It’s a cliché to say the best sports books aren’t really about sports. It also implies that sports are inherently meaningless — that “good” sports books use games and teams and players as an elaborate conceit through which to talk about something important.
Many of the books on this list do deal with heavy, important topics: depression, World War II, genetics, etc.
But they also have something to say about sports. In Simon Kuper’s book about Jews in Holland, you’ll learn something new about the nature of the club system in European soccer. In David Epstein’s book about genetics, you’ll learn why you can never get better at running.
Here are the five best sports books I read in 2013.
Kuper’s book looks at the way Holland, with its large Jewish population, responded to German occupation during World War II. It tears down some myths around the country’s resistance (or lack thereof) to the Nazis through the lens of AFC Ajax, the soccer club supported by many of Amsterdam’s Jews.
This memoir by beloved Japanese novelist Haruki Murakami is superficially about his strict running routine (he runs six miles every day). But the book quickly digresses, and by the end you realise it’s less about running and more about the way running serves as a guiding principle of Murakami’s ultra-structured, terrifyingly monotonous life.
An American moves to Juárez and embeds himself with Los Indios as they futilely try to avoid relegation from the Mexican top division. It’s an subtly ambitious book that touches on everything: US-Mexico border tensions, small-time Mexican soccer, class strife, sports business, the mythmaking of violence, and regional identity.
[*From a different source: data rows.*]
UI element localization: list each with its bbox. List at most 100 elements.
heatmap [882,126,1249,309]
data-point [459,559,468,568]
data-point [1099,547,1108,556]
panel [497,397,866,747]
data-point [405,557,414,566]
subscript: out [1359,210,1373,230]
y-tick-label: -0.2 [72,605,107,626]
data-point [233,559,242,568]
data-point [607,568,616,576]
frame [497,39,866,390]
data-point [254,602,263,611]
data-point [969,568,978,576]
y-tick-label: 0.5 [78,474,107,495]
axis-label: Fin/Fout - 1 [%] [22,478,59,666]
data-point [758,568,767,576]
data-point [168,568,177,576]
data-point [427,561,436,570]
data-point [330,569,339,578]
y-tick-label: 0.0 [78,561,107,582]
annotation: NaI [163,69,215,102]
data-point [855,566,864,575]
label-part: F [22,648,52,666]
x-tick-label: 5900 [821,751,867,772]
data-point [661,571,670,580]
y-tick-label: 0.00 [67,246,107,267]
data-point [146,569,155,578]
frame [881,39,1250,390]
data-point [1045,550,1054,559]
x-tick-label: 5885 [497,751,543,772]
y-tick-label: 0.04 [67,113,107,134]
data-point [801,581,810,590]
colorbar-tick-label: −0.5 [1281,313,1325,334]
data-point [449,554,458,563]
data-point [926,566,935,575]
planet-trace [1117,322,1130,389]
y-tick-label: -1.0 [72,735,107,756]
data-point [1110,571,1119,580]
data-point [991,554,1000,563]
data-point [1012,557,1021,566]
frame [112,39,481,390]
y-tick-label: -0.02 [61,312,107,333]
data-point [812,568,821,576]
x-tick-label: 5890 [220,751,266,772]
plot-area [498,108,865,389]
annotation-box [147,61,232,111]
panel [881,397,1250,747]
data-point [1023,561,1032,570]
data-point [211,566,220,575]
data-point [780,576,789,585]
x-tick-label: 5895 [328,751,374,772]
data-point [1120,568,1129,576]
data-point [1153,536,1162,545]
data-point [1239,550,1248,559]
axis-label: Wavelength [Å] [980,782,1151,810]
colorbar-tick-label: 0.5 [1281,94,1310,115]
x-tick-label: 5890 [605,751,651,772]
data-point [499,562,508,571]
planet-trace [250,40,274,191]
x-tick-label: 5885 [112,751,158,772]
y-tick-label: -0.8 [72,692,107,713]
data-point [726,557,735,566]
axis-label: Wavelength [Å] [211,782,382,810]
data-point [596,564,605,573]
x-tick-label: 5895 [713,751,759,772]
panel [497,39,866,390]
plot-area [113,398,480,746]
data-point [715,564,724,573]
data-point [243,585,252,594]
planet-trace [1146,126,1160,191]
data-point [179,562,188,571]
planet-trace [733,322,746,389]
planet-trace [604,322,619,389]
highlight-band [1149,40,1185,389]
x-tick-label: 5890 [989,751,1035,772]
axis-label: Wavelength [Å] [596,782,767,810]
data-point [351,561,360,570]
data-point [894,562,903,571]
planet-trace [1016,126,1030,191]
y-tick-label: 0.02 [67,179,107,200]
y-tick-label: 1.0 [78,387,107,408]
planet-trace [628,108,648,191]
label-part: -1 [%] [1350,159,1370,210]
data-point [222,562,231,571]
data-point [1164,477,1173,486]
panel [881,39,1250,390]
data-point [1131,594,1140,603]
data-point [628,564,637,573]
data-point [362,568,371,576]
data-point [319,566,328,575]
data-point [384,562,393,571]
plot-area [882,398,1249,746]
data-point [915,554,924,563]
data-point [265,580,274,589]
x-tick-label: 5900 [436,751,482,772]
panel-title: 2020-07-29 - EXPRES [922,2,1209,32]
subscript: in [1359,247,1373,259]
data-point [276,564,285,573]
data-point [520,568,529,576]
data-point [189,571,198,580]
There might be more amazing facts per page in this book than anything else published this year. Readheads have a higher tolerance for pain than other hair’d people. Nearly all professional baseball players have better than 20/20 vision. Only a specific tribe within Kenya is actually good at distance running. 17% of seven-foot-tall American men between the ages of 20 and 40 play in the NBA. It’s awesome.
The best book I’ve ever read about what it’s like to be a professional athlete. Reng’s biography tracks Enke — a German national team goalie who killed himself in 2009 after years of depression — from his time as a youth prodigy to the time he holed himself up in a Turkish hotel, too anxiety-stricken to go to the stadium and play a match.
It’s a devastating look what happens when mental illness is forced to be hidden, with intimate, nearly day-to-day details about Enke’s battle.